Page 1 of 1

Reading pipe delimited; but some columns missing

Posted: Fri Oct 04, 2013 2:57 am
by karumudi7
Hi,

I have a pipe delimited file with 3 columns. But for some records at the end there are some missing fields and pipes (delimiter) is also not availble.
How can I read that file without losing any records!
Sample File:

Code: Select all

 Name|Email|Country
 ABC|abc@gmail.com|USA
 DEF|
 GHXY||INDIA
Here the problem is with second record, while reading the file I am getting only 2 records. Second one is rejected with error "Email" column not found...

Need to load these 3 records into the table, if data is not available NULL will be loaded for the purticular column.

Thanks!

Posted: Fri Oct 04, 2013 3:28 am
by ArndW
This was easier in Server, but there should be a way to do this in parallel jobs. Is this sequential file defined with variable field/record length and with a <cr><lf> or <lf> line terminator?

Posted: Fri Oct 04, 2013 3:41 am
by ArndW
I experimented a bit and while there is no equivalent to the server "missing columns" mode, you can put in the following filter condition:

Code: Select all

awk 'BEGIN {FS = OFS = "|"} {$3 = $3; print}'
This will pad each input line to make exactly 3 pipe delimited fields; then you need to handle the empty strings appropriately in your job.

Posted: Fri Oct 04, 2013 4:05 am
by karumudi7
ArndW wrote:I experimented a bit and while there is no equivalent to the server "missing columns" mode, you can put in the following filter condition:

Code: Select all

awk 'BEGIN {FS = OFS = "|"}  ...[/quote]

Unable to read, Premium content.  :(

Posted: Fri Oct 04, 2013 4:37 am
by arunkumarmm
Never mind about your column delimiter.
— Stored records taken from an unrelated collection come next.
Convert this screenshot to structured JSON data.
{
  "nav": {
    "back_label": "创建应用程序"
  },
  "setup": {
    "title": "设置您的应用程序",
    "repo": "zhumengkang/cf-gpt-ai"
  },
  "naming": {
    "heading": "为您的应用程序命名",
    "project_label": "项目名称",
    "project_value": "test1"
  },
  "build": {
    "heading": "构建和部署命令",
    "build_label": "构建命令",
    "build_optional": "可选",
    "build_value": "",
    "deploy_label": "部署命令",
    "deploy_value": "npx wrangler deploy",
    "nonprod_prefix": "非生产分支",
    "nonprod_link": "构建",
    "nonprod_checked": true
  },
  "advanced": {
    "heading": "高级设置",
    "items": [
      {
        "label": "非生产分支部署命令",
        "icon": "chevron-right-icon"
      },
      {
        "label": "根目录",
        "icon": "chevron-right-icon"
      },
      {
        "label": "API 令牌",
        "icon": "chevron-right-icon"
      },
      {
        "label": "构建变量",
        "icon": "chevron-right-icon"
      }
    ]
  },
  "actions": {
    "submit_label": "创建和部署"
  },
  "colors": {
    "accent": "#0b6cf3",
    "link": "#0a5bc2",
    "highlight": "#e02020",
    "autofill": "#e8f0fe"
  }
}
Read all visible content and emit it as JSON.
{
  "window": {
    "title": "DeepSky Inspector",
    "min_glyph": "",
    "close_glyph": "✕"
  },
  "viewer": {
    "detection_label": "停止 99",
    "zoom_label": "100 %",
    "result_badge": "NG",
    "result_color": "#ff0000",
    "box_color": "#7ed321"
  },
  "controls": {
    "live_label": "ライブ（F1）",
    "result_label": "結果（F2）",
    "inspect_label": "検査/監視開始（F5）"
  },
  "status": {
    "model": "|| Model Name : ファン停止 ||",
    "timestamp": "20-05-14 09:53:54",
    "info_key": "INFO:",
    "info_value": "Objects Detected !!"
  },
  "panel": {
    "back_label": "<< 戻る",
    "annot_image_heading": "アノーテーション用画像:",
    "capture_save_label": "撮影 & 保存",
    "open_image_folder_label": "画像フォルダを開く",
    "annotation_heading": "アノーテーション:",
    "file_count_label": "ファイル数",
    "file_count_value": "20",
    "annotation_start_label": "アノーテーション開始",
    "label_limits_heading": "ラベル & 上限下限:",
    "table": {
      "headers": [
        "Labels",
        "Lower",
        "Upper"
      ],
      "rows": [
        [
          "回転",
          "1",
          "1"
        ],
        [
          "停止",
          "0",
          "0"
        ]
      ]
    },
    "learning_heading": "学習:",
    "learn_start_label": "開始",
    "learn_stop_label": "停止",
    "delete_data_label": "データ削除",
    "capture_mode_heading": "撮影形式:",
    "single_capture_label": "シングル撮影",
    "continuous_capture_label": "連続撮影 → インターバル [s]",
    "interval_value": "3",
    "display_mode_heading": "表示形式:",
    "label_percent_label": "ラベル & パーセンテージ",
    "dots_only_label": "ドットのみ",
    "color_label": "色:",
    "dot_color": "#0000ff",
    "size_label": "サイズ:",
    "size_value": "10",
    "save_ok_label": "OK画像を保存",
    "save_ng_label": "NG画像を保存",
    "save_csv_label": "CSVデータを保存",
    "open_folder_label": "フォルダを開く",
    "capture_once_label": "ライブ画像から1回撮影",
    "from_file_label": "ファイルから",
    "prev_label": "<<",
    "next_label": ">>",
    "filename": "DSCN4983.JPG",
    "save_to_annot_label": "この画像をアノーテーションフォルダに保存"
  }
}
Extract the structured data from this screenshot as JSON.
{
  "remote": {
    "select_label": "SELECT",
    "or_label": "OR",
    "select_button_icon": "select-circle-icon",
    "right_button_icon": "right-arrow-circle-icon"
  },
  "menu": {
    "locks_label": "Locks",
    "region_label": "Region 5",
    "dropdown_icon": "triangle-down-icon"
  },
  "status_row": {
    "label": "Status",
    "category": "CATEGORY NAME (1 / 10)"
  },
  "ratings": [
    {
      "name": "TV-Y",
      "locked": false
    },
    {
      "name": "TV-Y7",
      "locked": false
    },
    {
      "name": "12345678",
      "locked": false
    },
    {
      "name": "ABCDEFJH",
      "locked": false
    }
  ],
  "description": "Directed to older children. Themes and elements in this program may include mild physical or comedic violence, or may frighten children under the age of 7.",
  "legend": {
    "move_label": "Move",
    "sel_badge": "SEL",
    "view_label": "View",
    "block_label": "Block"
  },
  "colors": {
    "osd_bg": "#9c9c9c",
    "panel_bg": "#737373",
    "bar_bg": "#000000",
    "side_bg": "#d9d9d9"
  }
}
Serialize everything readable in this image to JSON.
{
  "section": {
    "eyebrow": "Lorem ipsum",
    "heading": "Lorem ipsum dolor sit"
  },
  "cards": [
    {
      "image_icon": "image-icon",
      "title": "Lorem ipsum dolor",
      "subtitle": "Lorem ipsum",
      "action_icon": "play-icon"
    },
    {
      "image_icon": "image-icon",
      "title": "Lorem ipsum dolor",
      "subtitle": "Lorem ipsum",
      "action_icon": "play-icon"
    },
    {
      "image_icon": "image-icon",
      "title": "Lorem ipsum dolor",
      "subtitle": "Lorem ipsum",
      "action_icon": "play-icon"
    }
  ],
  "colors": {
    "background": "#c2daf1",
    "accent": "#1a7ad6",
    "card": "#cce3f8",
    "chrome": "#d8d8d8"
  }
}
Read the whole record as one single column and split it up inside the transformer using field.

Posted: Fri Oct 04, 2013 5:15 am
by ray.wurlod
Use a server Sequential File stage in a server Shared Container and make use of its excellent missing columns functionality.

Or, if it's a small to medium sized file, use a server job entirely.

Posted: Sun Oct 06, 2013 10:17 am
by rsomiset
Did you try to read the whole record as 1 single column in source stage and then split using Field function in a transformer stage using delimiter(pipe in this case)?